Focus on religious liberty, poverty expected during 2019 legislative session

  • Written by Nathan Whalen
  • Published in Local
Catholics from state Legislative District 46 meet with Rep. Javier Valdez, one of their representatives from the district that includes Kenmore, Bothell, Lake Forest Park and part of Seattle, during Catholic Advocacy Day, February 21, 2018. Photo: Courtesy Intercommunity Peace & Justice Center Catholics from state Legislative District 46 meet with Rep. Javier Valdez, one of their representatives from the district that includes Kenmore, Bothell, Lake Forest Park and part of Seattle, during Catholic Advocacy Day, February 21, 2018. Photo: Courtesy Intercommunity Peace & Justice Center

OLYMPIA – With Democratic majorities in the state Legislature boosted by the fall elections, social justice issues are expected to receive significant attention in the 2019 legislative session.

That is the assessment of Joe Sprague, executive director of the Washington State Catholic Conference, the public policy voice of the state’s Catholic bishops.

“We’d expect there’s going to be considerable interest on homelessness and other poverty issues,” Sprague said. “Pro-life issues will face a challenge with the current make-up of the Legislature.”

When the session begins January 14, Sprague said, Catholic advocacy groups will ask the Legislature to consider a slate of initiatives to help the poorest and most vulnerable in the state. They include seeking increased funding for the Housing Trust Fund, which finances projects to build and preserve affordable housing, and improvements in community-based mental health programs.

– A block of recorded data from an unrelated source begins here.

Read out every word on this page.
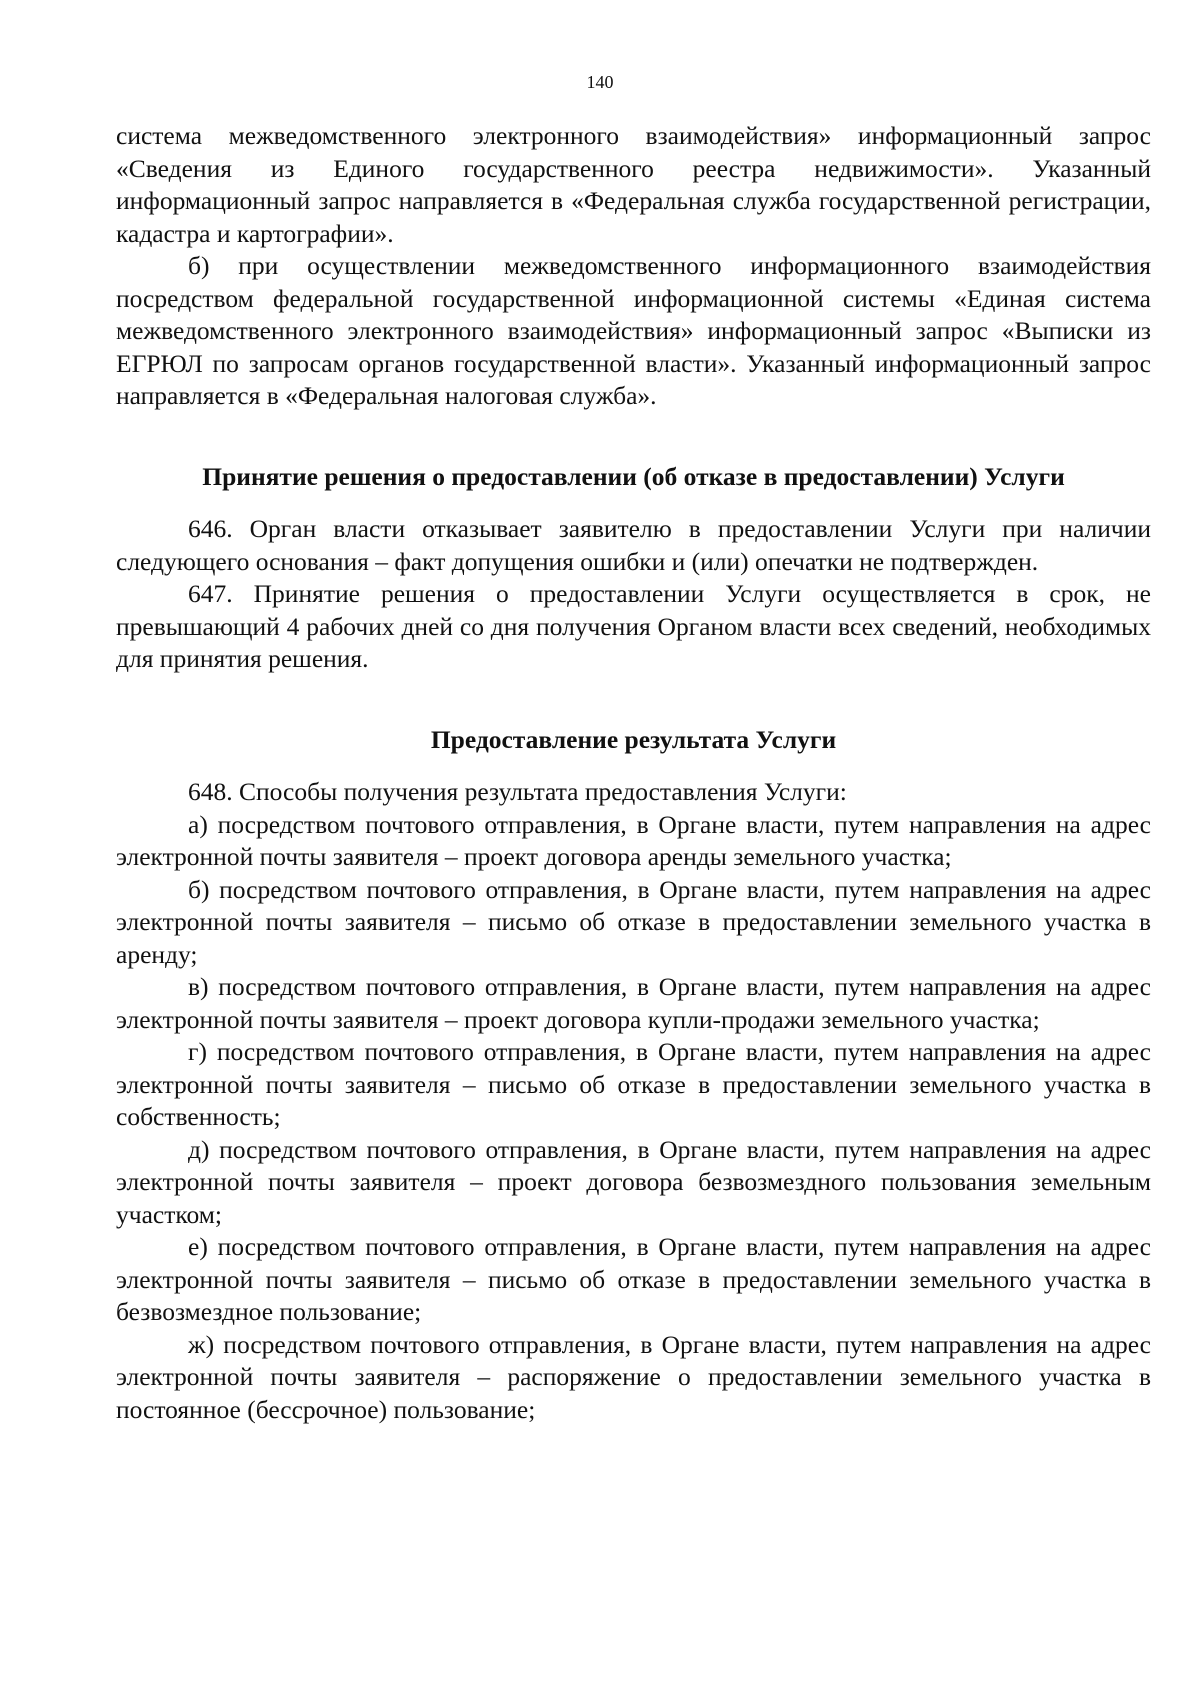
140

система межведомственного электронного взаимодействия» информационный запрос «Сведения из Единого государственного реестра недвижимости». Указанный информационный запрос направляется в «Федеральная служба государственной регистрации, кадастра и картографии».

б) при осуществлении межведомственного информационного взаимодействия посредством федеральной государственной информационной системы «Единая система межведомственного электронного взаимодействия» информационный запрос «Выписки из ЕГРЮЛ по запросам органов государственной власти». Указанный информационный запрос направляется в «Федеральная налоговая служба».

Принятие решения о предоставлении (об отказе в предоставлении) Услуги

646. Орган власти отказывает заявителю в предоставлении Услуги при наличии следующего основания – факт допущения ошибки и (или) опечатки не подтвержден.

647. Принятие решения о предоставлении Услуги осуществляется в срок, не превышающий 4 рабочих дней со дня получения Органом власти всех сведений, необходимых для принятия решения.

Предоставление результата Услуги

648. Способы получения результата предоставления Услуги:

а) посредством почтового отправления, в Органе власти, путем направления на адрес электронной почты заявителя – проект договора аренды земельного участка;

б) посредством почтового отправления, в Органе власти, путем направления на адрес электронной почты заявителя – письмо об отказе в предоставлении земельного участка в аренду;

в) посредством почтового отправления, в Органе власти, путем направления на адрес электронной почты заявителя – проект договора купли-продажи земельного участка;

г) посредством почтового отправления, в Органе власти, путем направления на адрес электронной почты заявителя – письмо об отказе в предоставлении земельного участка в собственность;

д) посредством почтового отправления, в Органе власти, путем направления на адрес электронной почты заявителя – проект договора безвозмездного пользования земельным участком;

е) посредством почтового отправления, в Органе власти, путем направления на адрес электронной почты заявителя – письмо об отказе в предоставлении земельного участка в безвозмездное пользование;

ж) посредством почтового отправления, в Органе власти, путем направления на адрес электронной почты заявителя – распоряжение о предоставлении земельного участка в постоянное (бессрочное) пользование;
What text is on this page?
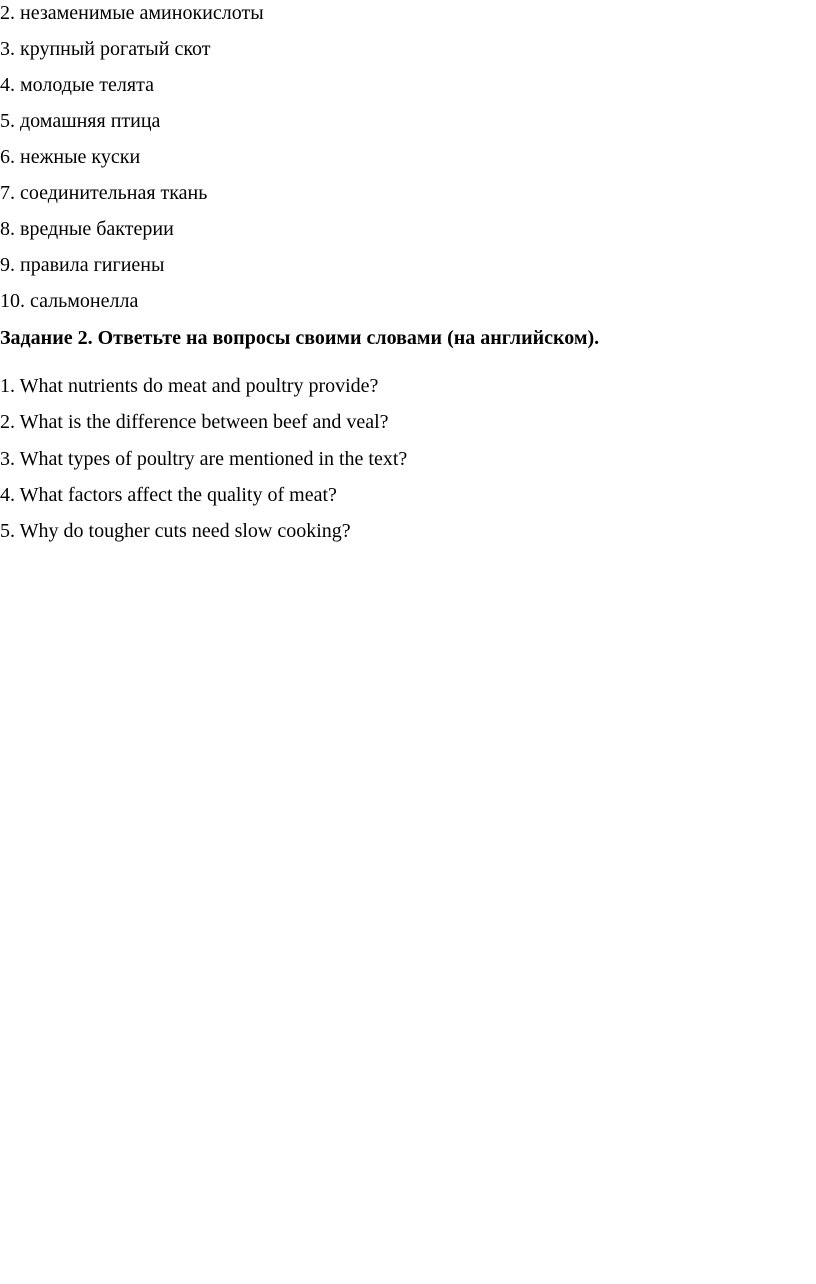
2. незаменимые аминокислоты
3. крупный рогатый скот
4. молодые телята
5. домашняя птица
6. нежные куски
7. соединительная ткань
8. вредные бактерии
9. правила гигиены
10. сальмонелла
Задание 2. Ответьте на вопросы своими словами (на английском).
1. What nutrients do meat and poultry provide?
2. What is the difference between beef and veal?
3. What types of poultry are mentioned in the text?
4. What factors affect the quality of meat?
5. Why do tougher cuts need slow cooking?
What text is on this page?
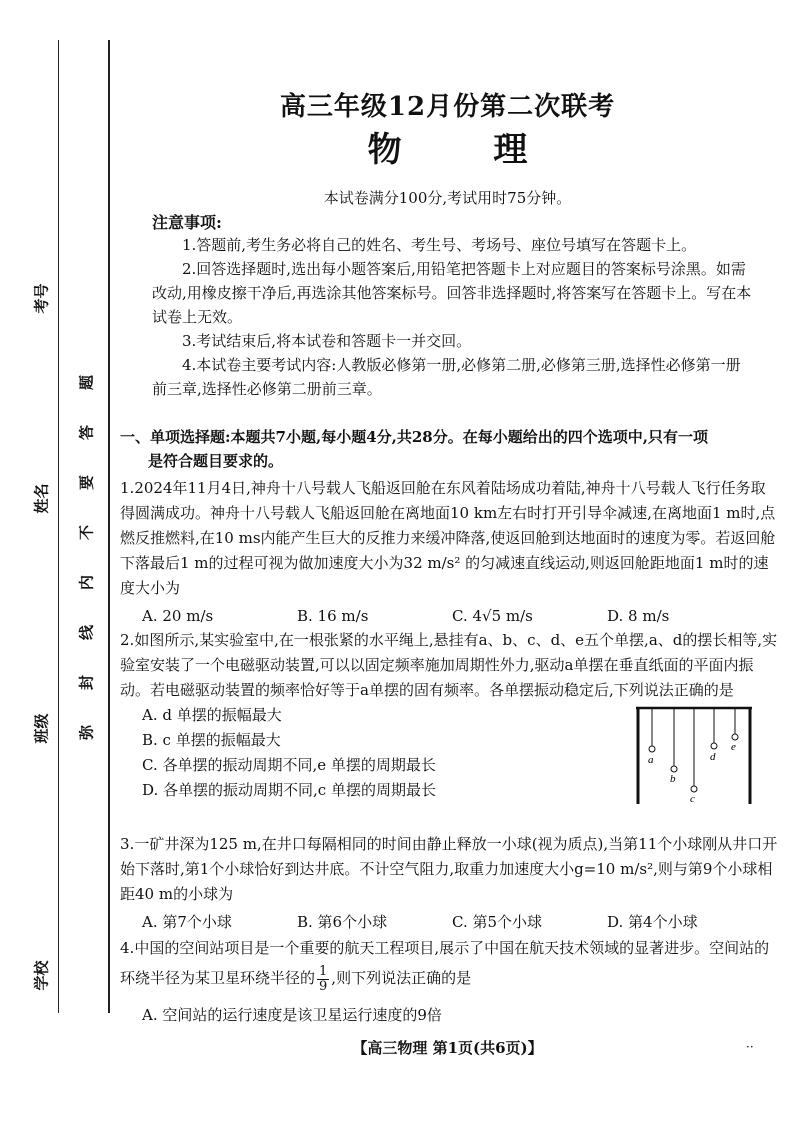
考号
姓名
班级
学校
题
答
要
不
内
线
封
弥
高三年级12月份第二次联考
物 理
本试卷满分100分,考试用时75分钟。
注意事项:

1.答题前,考生务必将自己的姓名、考生号、考场号、座位号填写在答题卡上。

2.回答选择题时,选出每小题答案后,用铅笔把答题卡上对应题目的答案标号涂黑。如需改动,用橡皮擦干净后,再选涂其他答案标号。回答非选择题时,将答案写在答题卡上。写在本试卷上无效。

3.考试结束后,将本试卷和答题卡一并交回。

4.本试卷主要考试内容:人教版必修第一册,必修第二册,必修第三册,选择性必修第一册前三章,选择性必修第二册前三章。

一、单项选择题:本题共7小题,每小题4分,共28分。在每小题给出的四个选项中,只有一项
是符合题目要求的。
1.2024年11月4日,神舟十八号载人飞船返回舱在东风着陆场成功着陆,神舟十八号载人飞行任务取得圆满成功。神舟十八号载人飞船返回舱在离地面10 km左右时打开引导伞减速,在离地面1 m时,点燃反推燃料,在10 ms内能产生巨大的反推力来缓冲降落,使返回舱到达地面时的速度为零。若返回舱下落最后1 m的过程可视为做加速度大小为32 m/s² 的匀减速直线运动,则返回舱距地面1 m时的速度大小为
A. 20 m/s	B. 16 m/s	C. 4√5 m/s	D. 8 m/s
2.如图所示,某实验室中,在一根张紧的水平绳上,悬挂有a、b、c、d、e五个单摆,a、d的摆长相等,实验室安装了一个电磁驱动装置,可以以固定频率施加周期性外力,驱动a单摆在垂直纸面的平面内振动。若电磁驱动装置的频率恰好等于a单摆的固有频率。各单摆振动稳定后,下列说法正确的是
A. d 单摆的振幅最大
B. c 单摆的振幅最大
C. 各单摆的振动周期不同,e 单摆的周期最长
D. 各单摆的振动周期不同,c 单摆的周期最长
3.一矿井深为125 m,在井口每隔相同的时间由静止释放一小球(视为质点),当第11个小球刚从井口开始下落时,第1个小球恰好到达井底。不计空气阻力,取重力加速度大小g=10 m/s²,则与第9个小球相距40 m的小球为
A. 第7个小球	B. 第6个小球	C. 第5个小球	D. 第4个小球
4.中国的空间站项目是一个重要的航天工程项目,展示了中国在航天技术领域的显著进步。空间站的环绕半径为某卫星环绕半径的 $\frac{1}{9}$ ,则下列说法正确的是
A. 空间站的运行速度是该卫星运行速度的9倍
【高三物理 第1页(共6页)】
a
b
c
d
e
··
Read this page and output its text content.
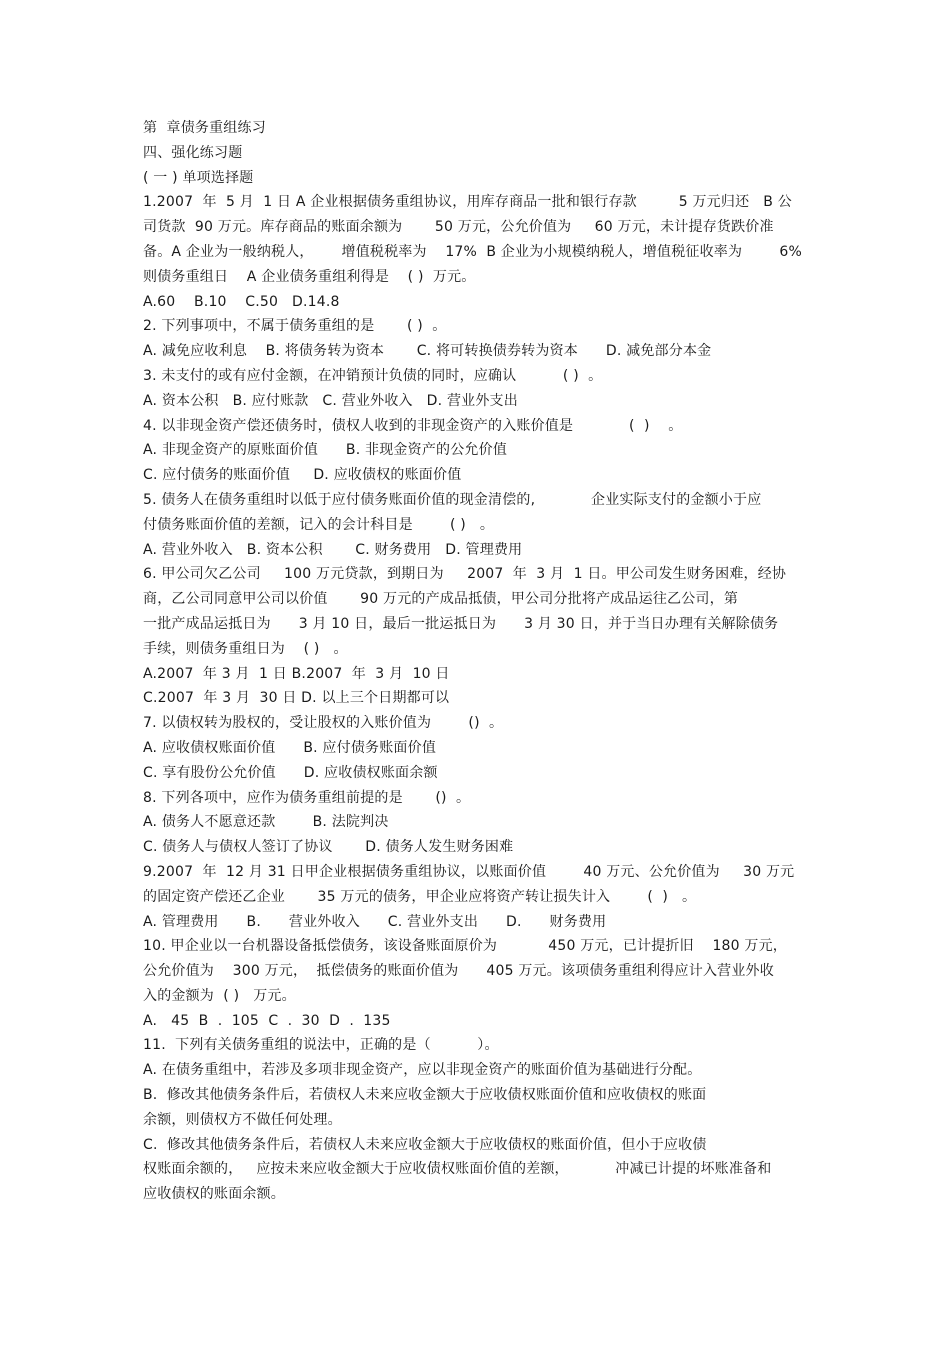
第  章债务重组练习
四、强化练习题
( 一 ) 单项选择题
1.2007  年  5 月  1 日 A 企业根据债务重组协议，用库存商品一批和银行存款         5 万元归还   B 公
司货款  90 万元。库存商品的账面余额为       50 万元，公允价值为     60 万元，未计提存货跌价准
备。A 企业为一般纳税人，      增值税税率为    17%  B 企业为小规模纳税人，增值税征收率为        6%
则债务重组日    A 企业债务重组利得是    ( )  万元。
A.60    B.10    C.50   D.14.8
2. 下列事项中，不属于债务重组的是       ( )  。
A. 减免应收利息    B. 将债务转为资本       C. 将可转换债券转为资本      D. 减免部分本金
3. 未支付的或有应付金额，在冲销预计负债的同时，应确认          ( )  。
A. 资本公积   B. 应付账款   C. 营业外收入   D. 营业外支出
4. 以非现金资产偿还债务时，债权人收到的非现金资产的入账价值是            (  )    。
A. 非现金资产的原账面价值      B. 非现金资产的公允价值
C. 应付债务的账面价值     D. 应收债权的账面价值
5. 债务人在债务重组时以低于应付债务账面价值的现金清偿的,            企业实际支付的金额小于应
付债务账面价值的差额，记入的会计科目是        ( )   。
A. 营业外收入   B. 资本公积       C. 财务费用   D. 管理费用
6. 甲公司欠乙公司     100 万元贷款，到期日为     2007  年  3 月  1 日。甲公司发生财务困难，经协
商，乙公司同意甲公司以价值       90 万元的产成品抵债，甲公司分批将产成品运往乙公司，第
一批产成品运抵日为      3 月 10 日，最后一批运抵日为      3 月 30 日，并于当日办理有关解除债务
手续，则债务重组日为    ( )   。
A.2007  年 3 月  1 日 B.2007  年  3 月  10 日
C.2007  年 3 月  30 日 D. 以上三个日期都可以
7. 以债权转为股权的，受让股权的入账价值为        ()  。
A. 应收债权账面价值      B. 应付债务账面价值
C. 享有股份公允价值      D. 应收债权账面余额
8. 下列各项中，应作为债务重组前提的是       ()  。
A. 债务人不愿意还款        B. 法院判决
C. 债务人与债权人签订了协议       D. 债务人发生财务困难
9.2007  年  12 月 31 日甲企业根据债务重组协议，以账面价值        40 万元、公允价值为     30 万元
的固定资产偿还乙企业       35 万元的债务，甲企业应将资产转让损失计入        (  )   。
A. 管理费用      B.      营业外收入      C. 营业外支出      D.      财务费用
10. 甲企业以一台机器设备抵偿债务，该设备账面原价为           450 万元，已计提折旧    180 万元，
公允价值为    300 万元，  抵偿债务的账面价值为      405 万元。该项债务重组利得应计入营业外收
入的金额为  ( )   万元。
A.   45  B  .  105  C  .  30  D  .  135
11.  下列有关债务重组的说法中，正确的是（          ）。
A. 在债务重组中，若涉及多项非现金资产，应以非现金资产的账面价值为基础进行分配。
B.  修改其他债务条件后，若债权人未来应收金额大于应收债权账面价值和应收债权的账面
余额，则债权方不做任何处理。
C.  修改其他债务条件后，若债权人未来应收金额大于应收债权的账面价值，但小于应收债
权账面余额的，   应按未来应收金额大于应收债权账面价值的差额，          冲减已计提的坏账准备和
应收债权的账面余额。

Catholic Community Services of Western Washington supports these initiatives and will also push for more support for the Housing and Essential Needs Referral Program, which helps families stay in their homes, said Josephine Tamayo Murray, CCS vice president for public policy. Last year, the Legislature expanded eligibility for the program, but no funding was provided for the elderly, blind and disabled people who qualify, she said.

“We have a lot more people eligible and can’t get the help they need,” Tamayo Murray said.

CCS is also supporting funding for the Working Families Tax Rebate, Washington state’s version of the Earned Income Tax Credit. The rebate was approved 10 years ago, Tamayo Murray said, but funding has not been allocated.

Elimination of the death penalty is also a goal of the state’s bishops. Even though the Washington Supreme Court ruled in 2018 that capital punishment is unconstitutional, it is still specified in state law, and should be completely repealed, said Tim Hunt, the WSCC’s director of communications and outreach.

An area of concern, Sprague said, is policy initiatives that conflict with religious liberty. During the 2018 session, legislators approved a measure mandating that insurance companies cover abortions, and did not include a conscience clause. “It’s primarily a religious liberty issue,” Sprague said, adding that the WSCC will be watching for any proposed legislation that expands abortion mandates.

In addition, the conference is advocating that all schools, including Catholic and other private schools, be notified by first responders in case of a nearby emergency that may require a lockdown or evacuation.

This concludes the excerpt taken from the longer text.